Le calendrier de mise en œuvre du GENIUS Act vient de se tendre, après la non-publication d’un premier paquet de textes attendus dans le cadre de la rulemaking. Selon plusieurs acteurs du secteur, cette échéance manquée, présentée comme un jalon initial plutôt qu’un basculement opérationnel, relance la bataille d’influence autour du contenu des futures règles. Dans ce contexte, les banques demandent que les règles proposées soient revues, au motif que certaines formulations pèseraient sur la conformité, la gestion des risques et l’équité concurrentielle entre établissements régulés et nouveaux entrants.
À Washington, ce type de retard n’a rien d’exceptionnel, mais il survient à un moment où les marchés et les autorités multiplient les signaux sur la nécessité d’un cadre stable. Les demandes de révision formulées par les acteurs bancaires s’inscrivent dans une logique classique, peser sur les définitions, les seuils, les obligations de reporting et les conditions de supervision, avant que les textes ne deviennent difficiles à infléchir. La séquence ouvre une période plus technique, marquée par des consultations, des arbitrages inter-agences et des débats sur la charge administrative.
Les responsables du secteur surveillent surtout deux points, la manière dont le texte traduit la notion de stabilité, et les obligations de contrôle interne imposées à des acteurs susceptibles d’émettre, de conserver ou de traiter des actifs numériques. Pour les banques, l’objectif affiché est de sécuriser la cohérence des règles avec les exigences existantes, tout en évitant des zones grises qui exposeraient les établissements à des risques de conformité ou à des contentieux.
Le GENIUS Act rate une première échéance, Washington temporise
Le premier grand délai manqué dans la trajectoire de mise en œuvre du GENIUS Act correspond à une étape de production réglementaire attendue par les professionnels. Dans la pratique, la rulemaking se déroule rarement sans accroc, car elle suppose un travail d’écriture, de coordination et de justification juridique. Les agences doivent transformer des principes législatifs en obligations opérationnelles, définir les périmètres, préciser les contrôles, et anticiper l’impact sur les acteurs régulés.
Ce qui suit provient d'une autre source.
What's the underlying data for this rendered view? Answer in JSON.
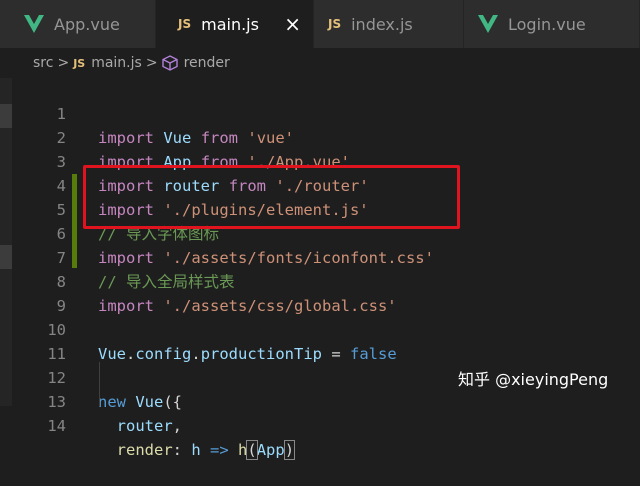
{
  "tabs": [
    {
      "label": "App.vue",
      "icon": "vue-icon",
      "active": false
    },
    {
      "label": "main.js",
      "icon": "js-icon",
      "active": true,
      "close": "×"
    },
    {
      "label": "index.js",
      "icon": "js-icon",
      "active": false
    },
    {
      "label": "Login.vue",
      "icon": "vue-icon",
      "active": false
    }
  ],
  "breadcrumb": {
    "folder": "src",
    "sep": ">",
    "js_badge": "JS",
    "file": "main.js",
    "symbol": "render"
  },
  "line_numbers": [
    "1",
    "2",
    "3",
    "4",
    "5",
    "6",
    "7",
    "8",
    "9",
    "10",
    "11",
    "12",
    "13",
    "14"
  ],
  "code": {
    "l1": {
      "kw1": "import",
      "id": "Vue",
      "kw2": "from",
      "str": "'vue'"
    },
    "l2": {
      "kw1": "import",
      "id": "App",
      "kw2": "from",
      "str": "'./App.vue'"
    },
    "l3": {
      "kw1": "import",
      "id": "router",
      "kw2": "from",
      "str": "'./router'"
    },
    "l4": {
      "kw1": "import",
      "str": "'./plugins/element.js'"
    },
    "l5": {
      "comment": "// 导入字体图标"
    },
    "l6": {
      "kw1": "import",
      "str": "'./assets/fonts/iconfont.css'"
    },
    "l7": {
      "comment": "// 导入全局样式表"
    },
    "l8": {
      "kw1": "import",
      "str": "'./assets/css/global.css'"
    },
    "l10": {
      "obj": "Vue",
      "dot1": ".",
      "prop1": "config",
      "dot2": ".",
      "prop2": "productionTip",
      "eq": " = ",
      "val": "false"
    },
    "l12": {
      "kw": "new",
      "cls": "Vue",
      "punc": "({"
    },
    "l13": {
      "prop": "router",
      "punc": ","
    },
    "l14": {
      "prop": "render",
      "colon": ": ",
      "param": "h",
      "arrow": " => ",
      "fn": "h",
      "open": "(",
      "arg": "App",
      "close": ")"
    }
  },
  "watermark": "知乎 @xieyingPeng",
  "colors": {
    "keyword": "#c586c0",
    "identifier": "#9cdcfe",
    "string": "#ce9178",
    "comment": "#6a9955",
    "highlight_box": "#e0141e",
    "git_gutter": "#587c0c"
  }
}
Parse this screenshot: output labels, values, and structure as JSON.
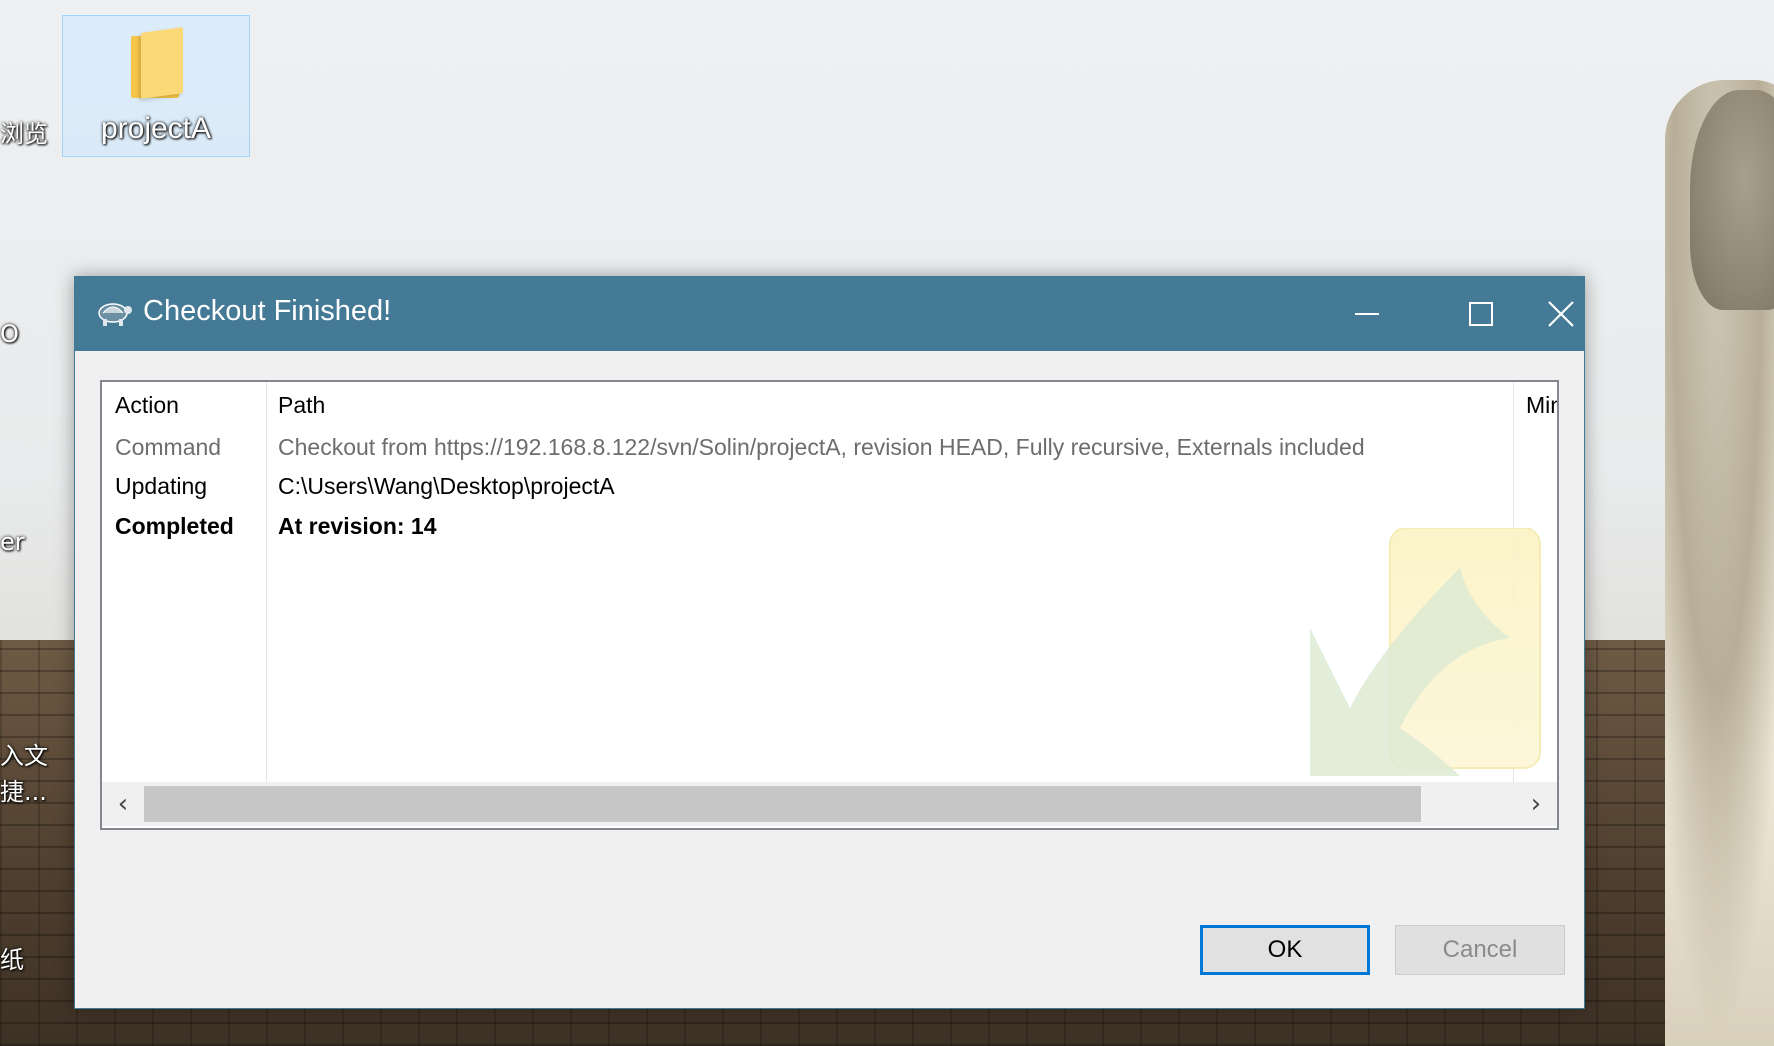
{
  "desktop": {
    "icon_label": "projectA",
    "left_fragments": [
      "浏览",
      "O",
      "er",
      "入文",
      "捷...",
      "纸"
    ]
  },
  "dialog": {
    "title": "Checkout Finished!",
    "columns": [
      "Action",
      "Path",
      "Min"
    ],
    "rows": [
      {
        "action": "Command",
        "path": "Checkout from https://192.168.8.122/svn/Solin/projectA, revision HEAD, Fully recursive, Externals included"
      },
      {
        "action": "Updating",
        "path": "C:\\Users\\Wang\\Desktop\\projectA"
      },
      {
        "action": "Completed",
        "path": "At revision: 14"
      }
    ],
    "ok_label": "OK",
    "cancel_label": "Cancel"
  },
  "colors": {
    "titlebar": "#447a96",
    "ok_border": "#0078d7"
  },
  "icons": [
    "folder-icon",
    "tortoise-icon",
    "minimize-icon",
    "maximize-icon",
    "close-icon",
    "scroll-left-icon",
    "scroll-right-icon",
    "checkmark-watermark-icon"
  ]
}
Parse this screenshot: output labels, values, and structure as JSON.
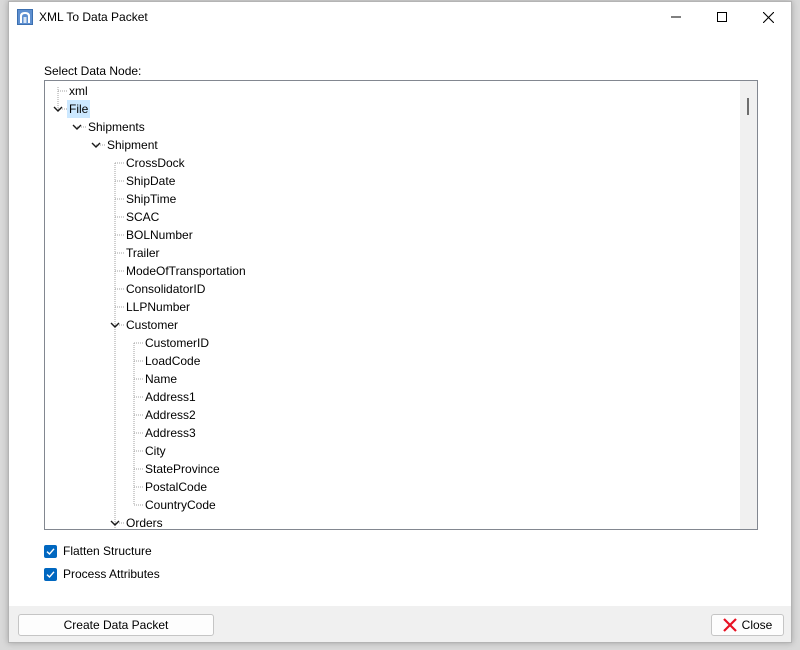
{
  "window": {
    "title": "XML To Data Packet",
    "icon": "app-icon"
  },
  "dialog": {
    "select_label": "Select Data Node:",
    "tree": [
      {
        "label": "xml",
        "depth": 0,
        "expander": "none"
      },
      {
        "label": "File",
        "depth": 0,
        "expander": "expanded",
        "selected": true
      },
      {
        "label": "Shipments",
        "depth": 1,
        "expander": "expanded"
      },
      {
        "label": "Shipment",
        "depth": 2,
        "expander": "expanded"
      },
      {
        "label": "CrossDock",
        "depth": 3,
        "expander": "none"
      },
      {
        "label": "ShipDate",
        "depth": 3,
        "expander": "none"
      },
      {
        "label": "ShipTime",
        "depth": 3,
        "expander": "none"
      },
      {
        "label": "SCAC",
        "depth": 3,
        "expander": "none"
      },
      {
        "label": "BOLNumber",
        "depth": 3,
        "expander": "none"
      },
      {
        "label": "Trailer",
        "depth": 3,
        "expander": "none"
      },
      {
        "label": "ModeOfTransportation",
        "depth": 3,
        "expander": "none"
      },
      {
        "label": "ConsolidatorID",
        "depth": 3,
        "expander": "none"
      },
      {
        "label": "LLPNumber",
        "depth": 3,
        "expander": "none"
      },
      {
        "label": "Customer",
        "depth": 3,
        "expander": "expanded"
      },
      {
        "label": "CustomerID",
        "depth": 4,
        "expander": "none"
      },
      {
        "label": "LoadCode",
        "depth": 4,
        "expander": "none"
      },
      {
        "label": "Name",
        "depth": 4,
        "expander": "none"
      },
      {
        "label": "Address1",
        "depth": 4,
        "expander": "none"
      },
      {
        "label": "Address2",
        "depth": 4,
        "expander": "none"
      },
      {
        "label": "Address3",
        "depth": 4,
        "expander": "none"
      },
      {
        "label": "City",
        "depth": 4,
        "expander": "none"
      },
      {
        "label": "StateProvince",
        "depth": 4,
        "expander": "none"
      },
      {
        "label": "PostalCode",
        "depth": 4,
        "expander": "none"
      },
      {
        "label": "CountryCode",
        "depth": 4,
        "expander": "none"
      },
      {
        "label": "Orders",
        "depth": 3,
        "expander": "expanded"
      }
    ],
    "options": {
      "flatten_label": "Flatten Structure",
      "flatten_checked": true,
      "process_attributes_label": "Process Attributes",
      "process_attributes_checked": true
    }
  },
  "footer": {
    "create_label": "Create Data Packet",
    "close_label": "Close"
  },
  "colors": {
    "accent": "#0067c0",
    "selection": "#cce8ff",
    "close_icon": "#e81123"
  }
}
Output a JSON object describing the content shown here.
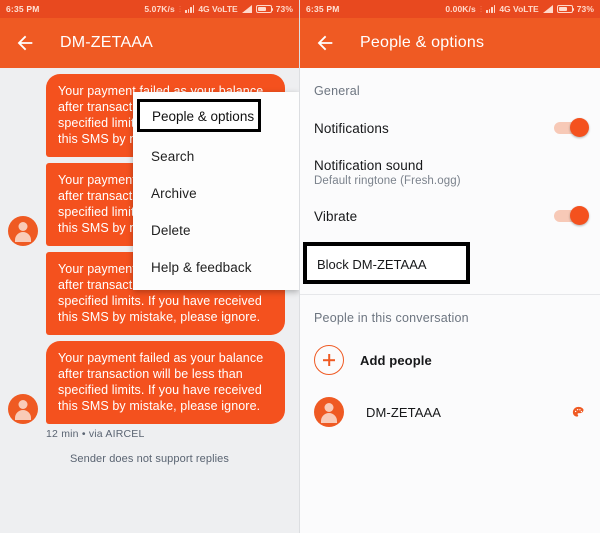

Plusieurs interlocuteurs du secteur financier décrivent une séquence où la prudence administrative se heurte à l’impatience des marchés. Du côté des autorités, la temporisation peut être interprétée comme une volonté de solidifier le dossier, en particulier sur les définitions, les exceptions et les modalités de supervision. Le risque, pour les régulateurs, est de publier trop vite des textes contestables, puis d’être contraints de les modifier sous pression politique, ou après une première vague de retours négatifs lors des consultations publiques.
Ce retard intervient dans un climat où les questions d’actifs numériques sont traitées comme des sujets de stabilité financière et de protection des consommateurs. Les administrations, et les élus qui les supervisent, savent qu’une règle mal calibrée peut générer des arbitrages réglementaires. Un exemple souvent évoqué dans les échanges de place est le déplacement d’activités vers des structures moins encadrées si la contrainte devient asymétrique. Les banques insistent sur le fait que des exigences floues sur la gouvernance, la conservation ou les contrôles AML peuvent créer un terrain défavorable aux acteurs déjà soumis à des audits et à des obligations lourdes.
En parallèle, le retard nourrit une incertitude pratique. Les directions conformité et risques ont besoin de jalons pour planifier les projets informatiques, les recrutements et les contrôles internes. Sans calendrier lisible, les coûts s’accumulent, car les établissements doivent avancer avec des hypothèses provisoires. Dans cet environnement, la publication du premier paquet de règles était attendue comme un signal de maturité du dispositif, plus que comme une finalisation immédiate.
Les observateurs estiment que la suite dépendra d’arbitrages techniques, et de la capacité des agences à produire une première version suffisamment solide pour lancer la consultation, tout en gardant une marge d’ajustement. La logique institutionnelle pousse souvent à publier un texte ouvrant la discussion, puis à le resserrer après retour des parties prenantes. C’est précisément ce que cherchent à enclencher les acteurs bancaires en plaidant pour une relecture structurée des règles à venir.

Les banques demandent une révision des règles proposées avant consultation
Le message porté par les banques se résume à une demande, revoir les règles proposées, avant qu’elles ne s’enkystent dans un processus difficile à corriger. Dans les échanges professionnels, cette demande vise généralement les parties qui déterminent le coût de mise en conformité, la fréquence du reporting et la responsabilité en cas d’incident. Les banques ne contestent pas nécessairement l’objectif du dispositif, mais cherchent à sécuriser la cohérence avec les exigences existantes, en particulier sur la gestion des risques opérationnels et la traçabilité.
Un point d’attention concerne la frontière entre acteurs bancaires, qui opèrent déjà sous des standards de contrôle, et entités non bancaires susceptibles de fournir des services proches. Les établissements redoutent un écart de traitement, par exemple si certains acteurs obtiennent un accès au marché avec des obligations de gouvernance plus légères. Dans ce cas, la concurrence se ferait sur la capacité à supporter une contrainte réglementaire, et non sur la qualité du service ou la robustesse des systèmes.
Les directions juridiques mettent aussi en avant le risque de zones grises. Une définition trop large d’un produit ou d’un service peut intégrer des activités qui n’étaient pas ciblées par le législateur, tandis qu’une définition trop étroite peut laisser se développer des structures d’arbitrage. Les banques plaident souvent pour des critères opérationnels, faciles à auditer, plutôt que des formulations conceptuelles, plus vulnérables aux interprétations divergentes entre agences et juridictions.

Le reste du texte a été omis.